Mairi Campbell-Jack, of Quakers in Scotland, said she hoped the petition would spark a wider public debate about the forces in schools.
“Quakers have always rejected the notion that war is inevitable and they hold each life sacred. We have concerns about increasing militarism within our society, and we believe it has no place in the classroom at all.”
The petition is due to be launched at an event sponsored by the Scottish Green party in parliament on Thursday – the centenary of the Military Service Bill which paved the way for conscription in the First World War, but also permitted conscientious objection.
The Sunday Herald last week revealed the Westminster Tory government wants to create in-school cadet units for the first time north of the border. Armed forces recruitment minister Julian Brazier urged the SNP government to embrace the idea, starting with “areas of high deprivation”.
A senior Scottish Government source dismissed the plan as a “cannon fodder scheme” reminiscent of the 18th century British officer General Wolfe who recommended using Highlanders in North America as they were “no great mischief if they fall”.
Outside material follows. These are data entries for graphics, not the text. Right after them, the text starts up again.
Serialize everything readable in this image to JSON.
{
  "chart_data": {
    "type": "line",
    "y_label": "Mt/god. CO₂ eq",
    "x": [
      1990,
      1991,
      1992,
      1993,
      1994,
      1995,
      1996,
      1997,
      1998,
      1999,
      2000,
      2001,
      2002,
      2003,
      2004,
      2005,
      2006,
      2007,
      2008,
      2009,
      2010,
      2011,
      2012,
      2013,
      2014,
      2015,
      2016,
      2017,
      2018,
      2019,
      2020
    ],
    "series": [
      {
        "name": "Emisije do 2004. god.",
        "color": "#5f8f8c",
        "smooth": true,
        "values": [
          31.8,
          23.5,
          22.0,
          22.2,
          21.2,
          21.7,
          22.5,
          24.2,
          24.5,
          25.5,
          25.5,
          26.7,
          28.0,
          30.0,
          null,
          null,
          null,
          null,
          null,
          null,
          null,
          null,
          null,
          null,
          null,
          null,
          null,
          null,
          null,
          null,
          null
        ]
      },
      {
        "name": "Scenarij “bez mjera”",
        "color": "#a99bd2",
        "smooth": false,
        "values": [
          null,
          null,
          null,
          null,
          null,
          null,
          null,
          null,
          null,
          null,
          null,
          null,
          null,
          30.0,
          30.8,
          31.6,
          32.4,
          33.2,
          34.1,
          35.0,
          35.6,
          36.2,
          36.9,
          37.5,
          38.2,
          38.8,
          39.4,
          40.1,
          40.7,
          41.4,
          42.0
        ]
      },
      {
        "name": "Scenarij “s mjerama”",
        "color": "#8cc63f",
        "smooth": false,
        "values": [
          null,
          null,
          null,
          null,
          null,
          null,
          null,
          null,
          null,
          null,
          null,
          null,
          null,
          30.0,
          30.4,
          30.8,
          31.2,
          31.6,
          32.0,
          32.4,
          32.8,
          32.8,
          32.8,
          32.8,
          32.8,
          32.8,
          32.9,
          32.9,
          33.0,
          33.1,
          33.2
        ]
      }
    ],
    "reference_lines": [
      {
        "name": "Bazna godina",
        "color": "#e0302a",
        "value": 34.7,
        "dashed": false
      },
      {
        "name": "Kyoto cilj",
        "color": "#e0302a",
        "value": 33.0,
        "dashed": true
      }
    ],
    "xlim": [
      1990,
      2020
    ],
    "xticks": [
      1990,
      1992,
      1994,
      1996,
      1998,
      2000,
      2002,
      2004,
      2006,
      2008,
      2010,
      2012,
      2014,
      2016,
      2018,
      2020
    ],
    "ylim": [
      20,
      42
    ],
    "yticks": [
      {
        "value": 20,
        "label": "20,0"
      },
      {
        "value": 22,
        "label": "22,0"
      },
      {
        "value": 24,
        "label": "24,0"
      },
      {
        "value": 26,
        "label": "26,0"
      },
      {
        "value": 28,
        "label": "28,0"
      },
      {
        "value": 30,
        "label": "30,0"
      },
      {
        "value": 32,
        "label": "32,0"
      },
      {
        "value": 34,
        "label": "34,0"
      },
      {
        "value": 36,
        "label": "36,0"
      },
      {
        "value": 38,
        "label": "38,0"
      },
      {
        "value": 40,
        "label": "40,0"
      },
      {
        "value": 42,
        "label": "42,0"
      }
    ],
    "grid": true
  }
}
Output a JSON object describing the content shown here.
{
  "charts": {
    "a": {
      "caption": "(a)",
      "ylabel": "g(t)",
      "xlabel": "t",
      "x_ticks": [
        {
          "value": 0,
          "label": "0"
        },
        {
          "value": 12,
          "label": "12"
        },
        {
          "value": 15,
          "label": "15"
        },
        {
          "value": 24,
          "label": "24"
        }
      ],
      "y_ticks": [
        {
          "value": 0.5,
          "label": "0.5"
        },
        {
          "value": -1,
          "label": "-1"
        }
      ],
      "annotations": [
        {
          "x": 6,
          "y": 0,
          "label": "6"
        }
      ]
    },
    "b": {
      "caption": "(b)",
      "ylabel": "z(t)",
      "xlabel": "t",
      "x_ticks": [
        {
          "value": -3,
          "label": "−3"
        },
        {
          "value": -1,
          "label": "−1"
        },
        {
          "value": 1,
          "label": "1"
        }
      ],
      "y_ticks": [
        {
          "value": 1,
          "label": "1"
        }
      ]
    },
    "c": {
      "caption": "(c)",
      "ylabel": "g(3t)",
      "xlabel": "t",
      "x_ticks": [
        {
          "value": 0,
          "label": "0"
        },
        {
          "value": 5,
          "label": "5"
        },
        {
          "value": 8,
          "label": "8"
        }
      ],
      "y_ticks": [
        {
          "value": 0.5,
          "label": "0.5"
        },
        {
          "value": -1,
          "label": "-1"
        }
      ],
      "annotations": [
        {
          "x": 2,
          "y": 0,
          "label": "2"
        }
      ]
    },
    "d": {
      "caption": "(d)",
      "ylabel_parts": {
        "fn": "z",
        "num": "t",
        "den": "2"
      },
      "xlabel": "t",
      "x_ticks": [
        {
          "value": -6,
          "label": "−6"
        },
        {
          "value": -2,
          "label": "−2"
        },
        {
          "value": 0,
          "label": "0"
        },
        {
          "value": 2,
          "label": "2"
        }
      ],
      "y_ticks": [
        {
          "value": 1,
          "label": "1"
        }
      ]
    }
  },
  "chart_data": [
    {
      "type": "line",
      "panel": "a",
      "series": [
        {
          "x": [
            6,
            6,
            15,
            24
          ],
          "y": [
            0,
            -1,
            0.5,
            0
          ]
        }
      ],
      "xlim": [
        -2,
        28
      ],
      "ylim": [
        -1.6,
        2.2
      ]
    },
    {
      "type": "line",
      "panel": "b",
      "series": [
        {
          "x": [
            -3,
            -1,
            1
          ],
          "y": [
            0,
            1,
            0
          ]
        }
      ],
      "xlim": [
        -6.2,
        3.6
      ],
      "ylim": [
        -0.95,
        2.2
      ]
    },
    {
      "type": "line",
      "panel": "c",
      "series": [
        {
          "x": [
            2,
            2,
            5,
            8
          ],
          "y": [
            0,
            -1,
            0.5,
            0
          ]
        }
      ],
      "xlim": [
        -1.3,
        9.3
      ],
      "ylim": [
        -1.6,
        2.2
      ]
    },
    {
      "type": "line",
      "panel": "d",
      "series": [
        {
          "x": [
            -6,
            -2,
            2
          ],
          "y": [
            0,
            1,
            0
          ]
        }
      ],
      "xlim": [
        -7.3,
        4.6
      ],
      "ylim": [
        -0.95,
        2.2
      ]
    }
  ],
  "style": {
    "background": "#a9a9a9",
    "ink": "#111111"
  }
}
SNP children’s minister Aileen Campbell has so far cold-shouldered the idea, stressing that, unlike in England, Scottish state schools have never had cadet units based within them.
The EIS teaching union also said there would be “a fair degree of concern among the teaching profession if we were to go down this route” on in-school cadet units.
With the armed forces struggling to fill their ranks, the UK government recently launched a £50m programme to deliver 500 in-school cadet units across the UK by 2020, with “less affluent” areas being prioritised.
Open to pupils aged 13 to 18, the Combined Cadet Force scheme is based on a partnership between schools, adult volunteers and the Ministry of Defence, with the latter providing uniforms, weapons, ammunition and access to military facilities and transport.
Pupils can sign up for full-blown military training aged 15 years and seven months, but need parental permission to do so. People are free to join the forces on their own initiative from 18.
Tory education spokeswoman Liz Smith said: “It’s entirely a matter for individuals or groups to bring petitions to the Scottish Parliament, but I also believe that it’s up to individual schools to decide if they have visits from the armed forces on an information basis.
“I think the military can do a huge amount of very good work without having to recruit people – it’s not about recruitment – and cadet forces are enormously popular with youngsters and do a lot of good. I’m not convinced there’s a need for it [the petition], because I think the armed forces do a fantastic job and schools and local authorities respect that.”